После своего скудного завтрака я по-прежнему чувствовал голод, и заманчивый вид кофейни соблазнил меня зайти и еще раз позавтракать. Потом я неторопливо двинулся по заснеженным улицам и переулкам к Стрэнду и вскоре заметил, что по пятам за мной кое-кто следует.

На Мейден-лейн я остановился у служебного входа театра «Адельфи», чтобы зажечь сигару, и краем глаза увидел, что мой преследователь тоже остановился, в нескольких шагах от меня, и быстро уставился в витрину мясной лавки. Бросив сигару, я спокойно приблизился к фигуре, закутанной в плащ с капюшоном.

— Доброго утра, мадемуазель Буиссон.

— Моп dieu, какая неожиданность! — воскликнула она. — Встретить вас здесь! Ну надо же!

Я улыбнулся и подставил ей руку.

— Похоже, вы уже долго гуляете по снегу, — сказал я, глядя на промокший подол ее юбки.

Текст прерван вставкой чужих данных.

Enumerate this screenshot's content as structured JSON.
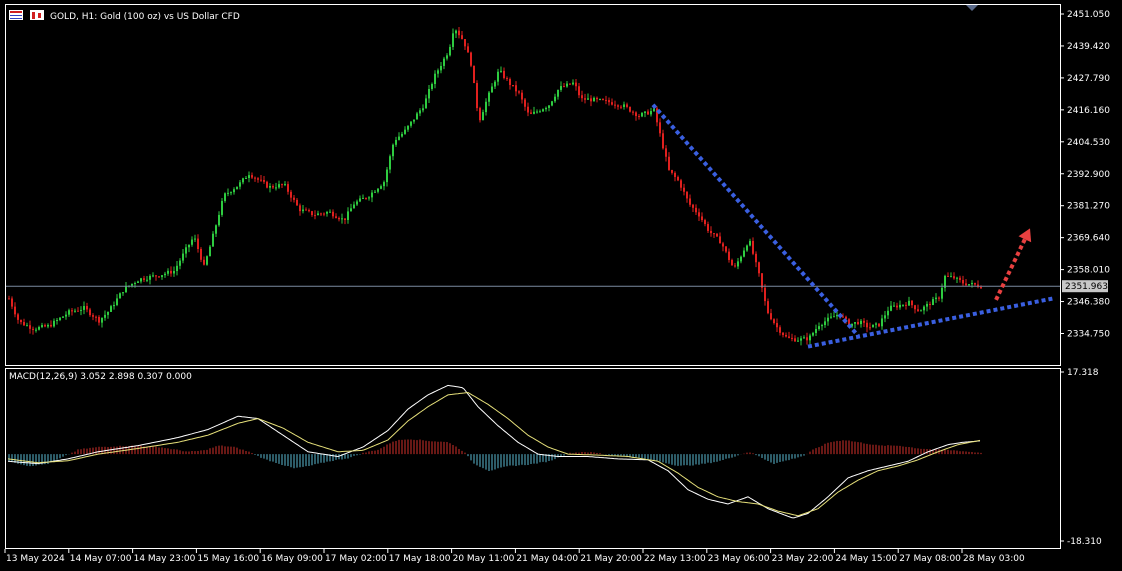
{
  "header": {
    "symbol_line": "GOLD, H1:  Gold (100 oz) vs US Dollar CFD"
  },
  "macd_label": "MACD(12,26,9) 3.052 2.898 0.307 0.000",
  "colors": {
    "background": "#000000",
    "bull_candle": "#2ecc40",
    "bear_candle": "#e0201e",
    "trendline": "#3a5fe0",
    "projection_arrow": "#e84040",
    "macd_line": "#ffffff",
    "signal_line": "#e6e07a",
    "hist_positive": "#d0302a",
    "hist_negative": "#5ab8d0",
    "current_price_bg": "#c8c8c8",
    "grid_frame": "#ffffff"
  },
  "chart_data": [
    {
      "type": "candlestick",
      "title": "GOLD, H1:  Gold (100 oz) vs US Dollar CFD",
      "timeframe": "H1",
      "ylim": [
        2329.0,
        2453.0
      ],
      "yticks": [
        "2451.050",
        "2439.420",
        "2427.790",
        "2416.160",
        "2404.530",
        "2392.900",
        "2381.270",
        "2369.640",
        "2358.010",
        "2346.380",
        "2334.750"
      ],
      "current_price": "2351.963",
      "current_price_value": 2351.963,
      "xticks": [
        "13 May 2024",
        "14 May 07:00",
        "14 May 23:00",
        "15 May 16:00",
        "16 May 09:00",
        "17 May 02:00",
        "17 May 18:00",
        "20 May 11:00",
        "21 May 04:00",
        "21 May 20:00",
        "22 May 13:00",
        "23 May 06:00",
        "23 May 22:00",
        "24 May 15:00",
        "27 May 08:00",
        "28 May 03:00"
      ],
      "close_path": [
        [
          0,
          2347.5
        ],
        [
          10,
          2339.0
        ],
        [
          25,
          2336.5
        ],
        [
          40,
          2337.5
        ],
        [
          60,
          2342.5
        ],
        [
          75,
          2344.0
        ],
        [
          90,
          2339.5
        ],
        [
          100,
          2343.0
        ],
        [
          115,
          2351.0
        ],
        [
          130,
          2354.5
        ],
        [
          150,
          2356.0
        ],
        [
          165,
          2357.5
        ],
        [
          178,
          2366.0
        ],
        [
          185,
          2370.0
        ],
        [
          195,
          2359.0
        ],
        [
          200,
          2365.0
        ],
        [
          215,
          2385.0
        ],
        [
          230,
          2389.0
        ],
        [
          240,
          2393.0
        ],
        [
          260,
          2388.0
        ],
        [
          275,
          2389.0
        ],
        [
          290,
          2380.0
        ],
        [
          305,
          2378.0
        ],
        [
          320,
          2379.0
        ],
        [
          335,
          2376.0
        ],
        [
          345,
          2382.0
        ],
        [
          360,
          2385.0
        ],
        [
          375,
          2390.0
        ],
        [
          385,
          2405.0
        ],
        [
          395,
          2408.0
        ],
        [
          405,
          2413.0
        ],
        [
          415,
          2418.0
        ],
        [
          425,
          2428.0
        ],
        [
          440,
          2438.0
        ],
        [
          445,
          2446.5
        ],
        [
          455,
          2441.0
        ],
        [
          462,
          2433.0
        ],
        [
          470,
          2412.0
        ],
        [
          478,
          2420.0
        ],
        [
          490,
          2430.5
        ],
        [
          500,
          2426.0
        ],
        [
          510,
          2422.0
        ],
        [
          520,
          2414.0
        ],
        [
          530,
          2416.0
        ],
        [
          540,
          2418.0
        ],
        [
          550,
          2424.0
        ],
        [
          565,
          2426.0
        ],
        [
          572,
          2420.0
        ],
        [
          580,
          2420.0
        ],
        [
          600,
          2419.0
        ],
        [
          615,
          2417.5
        ],
        [
          630,
          2414.0
        ],
        [
          645,
          2416.0
        ],
        [
          660,
          2394.0
        ],
        [
          670,
          2390.0
        ],
        [
          680,
          2382.0
        ],
        [
          690,
          2378.0
        ],
        [
          700,
          2372.0
        ],
        [
          712,
          2368.0
        ],
        [
          725,
          2358.0
        ],
        [
          740,
          2369.0
        ],
        [
          750,
          2356.0
        ],
        [
          758,
          2343.0
        ],
        [
          768,
          2337.0
        ],
        [
          778,
          2333.0
        ],
        [
          790,
          2332.5
        ],
        [
          800,
          2333.0
        ],
        [
          810,
          2338.0
        ],
        [
          820,
          2340.0
        ],
        [
          830,
          2342.0
        ],
        [
          840,
          2338.0
        ],
        [
          850,
          2339.0
        ],
        [
          860,
          2337.0
        ],
        [
          870,
          2338.0
        ],
        [
          880,
          2344.0
        ],
        [
          890,
          2345.0
        ],
        [
          900,
          2346.0
        ],
        [
          910,
          2343.0
        ],
        [
          920,
          2345.5
        ],
        [
          930,
          2348.0
        ],
        [
          936,
          2355.5
        ],
        [
          945,
          2355.0
        ],
        [
          955,
          2353.0
        ],
        [
          965,
          2352.5
        ],
        [
          972,
          2352.0
        ]
      ],
      "annotations": [
        {
          "kind": "dotted-trendline",
          "from": [
            645,
            2418.0
          ],
          "to": [
            850,
            2334.0
          ]
        },
        {
          "kind": "dotted-trendline",
          "from": [
            800,
            2330.0
          ],
          "to": [
            1045,
            2347.5
          ]
        },
        {
          "kind": "dotted-arrow",
          "from": [
            988,
            2347.0
          ],
          "to": [
            1022,
            2373.0
          ]
        }
      ]
    },
    {
      "type": "macd",
      "title": "MACD(12,26,9) 3.052 2.898 0.307 0.000",
      "ylim": [
        -18.31,
        17.318
      ],
      "yticks": [
        "17.318",
        "-18.310"
      ],
      "series": [
        {
          "name": "MACD",
          "values": [
            [
              0,
              -1.5
            ],
            [
              30,
              -2.0
            ],
            [
              60,
              -1.0
            ],
            [
              90,
              0.5
            ],
            [
              130,
              1.8
            ],
            [
              170,
              3.5
            ],
            [
              200,
              5.2
            ],
            [
              230,
              8.0
            ],
            [
              250,
              7.5
            ],
            [
              275,
              4.0
            ],
            [
              300,
              0.5
            ],
            [
              330,
              -0.5
            ],
            [
              355,
              1.5
            ],
            [
              380,
              5.0
            ],
            [
              400,
              9.5
            ],
            [
              420,
              12.5
            ],
            [
              440,
              14.5
            ],
            [
              455,
              14.0
            ],
            [
              470,
              10.0
            ],
            [
              490,
              6.0
            ],
            [
              510,
              2.5
            ],
            [
              530,
              0.0
            ],
            [
              550,
              -0.5
            ],
            [
              580,
              -0.5
            ],
            [
              610,
              -1.0
            ],
            [
              640,
              -1.2
            ],
            [
              660,
              -3.5
            ],
            [
              680,
              -7.5
            ],
            [
              700,
              -9.5
            ],
            [
              720,
              -10.5
            ],
            [
              740,
              -9.0
            ],
            [
              760,
              -11.5
            ],
            [
              785,
              -13.5
            ],
            [
              800,
              -12.5
            ],
            [
              820,
              -9.0
            ],
            [
              840,
              -5.0
            ],
            [
              860,
              -3.5
            ],
            [
              880,
              -2.5
            ],
            [
              900,
              -1.5
            ],
            [
              920,
              0.5
            ],
            [
              940,
              2.0
            ],
            [
              955,
              2.5
            ],
            [
              972,
              2.8
            ]
          ]
        },
        {
          "name": "Signal",
          "values": [
            [
              0,
              -1.0
            ],
            [
              30,
              -1.8
            ],
            [
              60,
              -1.4
            ],
            [
              90,
              0.0
            ],
            [
              130,
              1.2
            ],
            [
              170,
              2.5
            ],
            [
              200,
              4.0
            ],
            [
              230,
              6.5
            ],
            [
              250,
              7.5
            ],
            [
              275,
              5.5
            ],
            [
              300,
              2.5
            ],
            [
              330,
              0.5
            ],
            [
              355,
              0.8
            ],
            [
              380,
              3.0
            ],
            [
              400,
              7.0
            ],
            [
              420,
              10.0
            ],
            [
              440,
              12.5
            ],
            [
              460,
              13.0
            ],
            [
              480,
              10.5
            ],
            [
              500,
              7.5
            ],
            [
              520,
              4.0
            ],
            [
              540,
              1.5
            ],
            [
              560,
              0.0
            ],
            [
              590,
              -0.2
            ],
            [
              620,
              -0.5
            ],
            [
              650,
              -1.5
            ],
            [
              670,
              -4.0
            ],
            [
              690,
              -7.0
            ],
            [
              710,
              -9.0
            ],
            [
              730,
              -10.0
            ],
            [
              750,
              -10.5
            ],
            [
              770,
              -12.0
            ],
            [
              790,
              -13.0
            ],
            [
              810,
              -11.5
            ],
            [
              830,
              -8.0
            ],
            [
              850,
              -5.5
            ],
            [
              870,
              -3.5
            ],
            [
              890,
              -2.5
            ],
            [
              910,
              -1.2
            ],
            [
              930,
              0.5
            ],
            [
              950,
              2.0
            ],
            [
              972,
              2.9
            ]
          ]
        },
        {
          "name": "Histogram",
          "values": [
            [
              0,
              -1.5
            ],
            [
              20,
              -2.5
            ],
            [
              40,
              -2.0
            ],
            [
              55,
              -0.5
            ],
            [
              70,
              1.0
            ],
            [
              90,
              1.5
            ],
            [
              110,
              1.7
            ],
            [
              130,
              1.8
            ],
            [
              150,
              1.5
            ],
            [
              165,
              1.0
            ],
            [
              180,
              0.5
            ],
            [
              195,
              0.8
            ],
            [
              210,
              1.8
            ],
            [
              225,
              1.5
            ],
            [
              240,
              0.5
            ],
            [
              255,
              -1.0
            ],
            [
              270,
              -2.0
            ],
            [
              285,
              -3.0
            ],
            [
              300,
              -2.5
            ],
            [
              320,
              -1.5
            ],
            [
              340,
              -0.8
            ],
            [
              355,
              0.3
            ],
            [
              370,
              1.0
            ],
            [
              385,
              2.8
            ],
            [
              400,
              3.2
            ],
            [
              420,
              2.8
            ],
            [
              440,
              2.5
            ],
            [
              455,
              0.5
            ],
            [
              465,
              -2.0
            ],
            [
              480,
              -3.5
            ],
            [
              500,
              -2.5
            ],
            [
              520,
              -2.2
            ],
            [
              540,
              -1.5
            ],
            [
              560,
              0.2
            ],
            [
              575,
              0.5
            ],
            [
              590,
              0.2
            ],
            [
              610,
              -0.5
            ],
            [
              630,
              -0.8
            ],
            [
              650,
              -1.5
            ],
            [
              670,
              -2.5
            ],
            [
              690,
              -2.2
            ],
            [
              710,
              -1.5
            ],
            [
              725,
              -0.5
            ],
            [
              740,
              0.5
            ],
            [
              750,
              -0.5
            ],
            [
              765,
              -2.0
            ],
            [
              780,
              -1.2
            ],
            [
              795,
              -0.3
            ],
            [
              805,
              1.0
            ],
            [
              820,
              2.5
            ],
            [
              835,
              3.0
            ],
            [
              850,
              2.5
            ],
            [
              870,
              1.8
            ],
            [
              890,
              1.8
            ],
            [
              910,
              1.2
            ],
            [
              925,
              1.0
            ],
            [
              945,
              0.8
            ],
            [
              960,
              0.5
            ],
            [
              972,
              0.3
            ]
          ]
        }
      ]
    }
  ]
}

— Возможно, — улыбнулась она. — Я искала кое-кого.

— И нашли?

— Ну да, мистер… Глэпторн. Думаю, нашла.

В гостинице «Норфолк» на Стрэнде мы заказали кофий, и мадемуазель Буиссон откинула назад капюшон плаща и сняла припорошенную снегом шляпку.

— Полагаю, нам нет нужды продолжать притворяться, — сказал я. — Ваша подруга наверняка поведала вам о последних событиях.

— Она мне больше не подруга, — ответила мадемуазель, встряхивая белокурыми кудряшками. — Я считаю мисс Картерет… ну, я даже не хочу говорить, кем я ее считаю. Прежде мы были ближайшими подругами, знаете ли, но теперь я ненавижу ее за то, как она поступила с вами. — Она посмотрела на меня спокойным и значительным взглядом. — На первых порах это было просто забавной игрой, и я с удовольствием помогала мисс Картерет, хотя она, конечно, многое скрывала от меня. Но когда я начала понимать, что вы действительно влюблены в нее, я сказала, что этому следует положить конец, но она меня не послушалась. А когда мистер Даунт приехал к нам в Париж…

— В Париж?

— Да. Мне очень жаль.

— Не имеет значения. Продолжайте, прошу вас.

— Когда мистер Даунт приехал к нам, я начала страшно переживать за вас, зная, что вы постоянно думаете о ней и верите, что она тоже думает о вас. Жестокое письмо, которое она заставила меня написать вам, стало последней каплей. Я пыталась предупредить вас, верно ведь? Но полагаю, к тому времени было уже слишком поздно.

— Я благодарен вам за ваше доброе отношение ко мне, мадемуазель. Но я думаю, мисс Картерет ничего не могла с собой поделать. Я ни в коей мере не защищаю ее и никогда не смогу простить ей обман, но я понимаю, что заставило ее так обойтись со мной.

— Неужели?

— Да. Мисс Картерет двигал самый сильный и убедительный мотив из всех мыслимых — любовь. О да, я прекрасно ее понимаю.

— В таком случае я считаю вас в высшей степени великодушным человеком. И вы не хотите наказать ее?

— Нисколько. Разве могу я винить мисс Картерет в том, что она в рабстве у любви? Любовь всех нас делает рабами.

— Значит, вы никого не вините произошедшем с вами, мистер Глэпторн?